Most drivers can benefit from a periodic skill refresher. As we age, other factors may intervene that make driving more difficult. It is important to identify any limitations and see what can be done to mitigate the negative impact of these limitations The good news is that there are things that we can do to help us to minimize risk and increase safety.
One thing to consider is signing up for a driver’s safety course. These have varying costs and are offered through AARP, AAA and other entities, both in classroom settings and online. In addition to these courses there is a lot of other good information available.
I came across the AAA Senior Driver website, www.seniordriving.aaa.com, the other day. It contains a wealth of information and tips that can help to decrease risk and improve safety. The site contains several tools to help you identify areas that may need improvement.

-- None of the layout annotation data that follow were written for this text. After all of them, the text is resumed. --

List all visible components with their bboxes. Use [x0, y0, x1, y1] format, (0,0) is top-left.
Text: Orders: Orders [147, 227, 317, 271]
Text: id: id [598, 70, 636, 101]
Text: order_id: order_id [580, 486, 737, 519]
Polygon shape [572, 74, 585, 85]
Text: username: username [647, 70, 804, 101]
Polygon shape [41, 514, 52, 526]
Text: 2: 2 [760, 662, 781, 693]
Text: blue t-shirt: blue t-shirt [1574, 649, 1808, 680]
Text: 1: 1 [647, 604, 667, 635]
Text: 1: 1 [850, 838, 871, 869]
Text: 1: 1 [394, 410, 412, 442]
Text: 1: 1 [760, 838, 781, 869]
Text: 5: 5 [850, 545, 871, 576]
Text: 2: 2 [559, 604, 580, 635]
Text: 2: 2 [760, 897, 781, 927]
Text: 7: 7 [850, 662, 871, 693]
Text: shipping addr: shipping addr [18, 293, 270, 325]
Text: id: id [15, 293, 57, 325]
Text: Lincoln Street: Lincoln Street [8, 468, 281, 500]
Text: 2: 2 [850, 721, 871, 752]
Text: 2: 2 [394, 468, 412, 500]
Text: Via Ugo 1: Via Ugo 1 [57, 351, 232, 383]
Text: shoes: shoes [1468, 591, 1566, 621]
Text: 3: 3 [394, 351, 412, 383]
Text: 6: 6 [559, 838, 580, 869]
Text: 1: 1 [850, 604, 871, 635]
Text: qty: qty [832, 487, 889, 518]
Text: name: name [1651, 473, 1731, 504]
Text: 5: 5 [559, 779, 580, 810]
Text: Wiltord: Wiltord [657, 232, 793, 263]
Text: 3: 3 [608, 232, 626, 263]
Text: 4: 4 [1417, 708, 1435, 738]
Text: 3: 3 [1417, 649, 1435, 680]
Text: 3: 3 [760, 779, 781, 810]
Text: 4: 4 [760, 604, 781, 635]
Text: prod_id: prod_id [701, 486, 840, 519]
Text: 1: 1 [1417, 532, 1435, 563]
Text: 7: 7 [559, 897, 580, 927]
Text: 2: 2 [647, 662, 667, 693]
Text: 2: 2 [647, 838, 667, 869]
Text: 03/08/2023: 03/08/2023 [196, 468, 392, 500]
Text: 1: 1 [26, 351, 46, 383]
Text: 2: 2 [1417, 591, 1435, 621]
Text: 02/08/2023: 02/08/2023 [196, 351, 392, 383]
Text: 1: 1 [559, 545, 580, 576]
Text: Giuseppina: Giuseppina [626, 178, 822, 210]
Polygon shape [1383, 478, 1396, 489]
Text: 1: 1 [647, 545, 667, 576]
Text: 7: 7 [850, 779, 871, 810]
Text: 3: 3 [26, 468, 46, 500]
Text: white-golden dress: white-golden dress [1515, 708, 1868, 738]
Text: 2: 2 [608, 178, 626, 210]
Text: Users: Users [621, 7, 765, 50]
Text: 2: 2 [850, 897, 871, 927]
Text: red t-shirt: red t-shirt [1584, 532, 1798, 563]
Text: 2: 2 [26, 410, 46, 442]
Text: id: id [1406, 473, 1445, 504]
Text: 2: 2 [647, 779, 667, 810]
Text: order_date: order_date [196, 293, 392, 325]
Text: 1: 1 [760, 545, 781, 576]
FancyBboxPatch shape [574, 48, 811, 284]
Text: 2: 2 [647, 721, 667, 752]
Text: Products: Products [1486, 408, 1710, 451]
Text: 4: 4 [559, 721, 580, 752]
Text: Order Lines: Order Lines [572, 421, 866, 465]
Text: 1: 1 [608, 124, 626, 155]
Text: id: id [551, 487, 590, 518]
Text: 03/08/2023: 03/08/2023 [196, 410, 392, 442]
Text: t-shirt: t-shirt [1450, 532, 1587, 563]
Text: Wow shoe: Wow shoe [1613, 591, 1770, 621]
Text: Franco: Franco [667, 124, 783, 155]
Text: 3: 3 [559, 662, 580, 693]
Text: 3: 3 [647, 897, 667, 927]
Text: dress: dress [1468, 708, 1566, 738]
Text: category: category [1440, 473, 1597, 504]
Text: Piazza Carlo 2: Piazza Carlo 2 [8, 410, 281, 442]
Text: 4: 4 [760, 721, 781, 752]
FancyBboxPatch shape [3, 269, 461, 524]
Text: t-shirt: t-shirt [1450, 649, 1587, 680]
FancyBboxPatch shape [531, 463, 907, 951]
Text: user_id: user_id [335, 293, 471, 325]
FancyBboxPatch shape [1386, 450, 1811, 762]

One tool is a “Self-Rating tool.” It contains 15 questions that when answered give an indication of your driving ability as well as suggestions for improvement. Included in the suggestions are to be sure to use side and rear view mirrors and to talk to your doctor about ways to increase flexibility so that you can look over your shoulder. If intersections are troubling, plan trips for the least busy time of the day. If making a left turn without a light, turn right and make two more rights instead. Another suggestion not included in the self-rating tool is, at a right-on-red stoplight, if you sense your reaction time is slower, wait for the green light.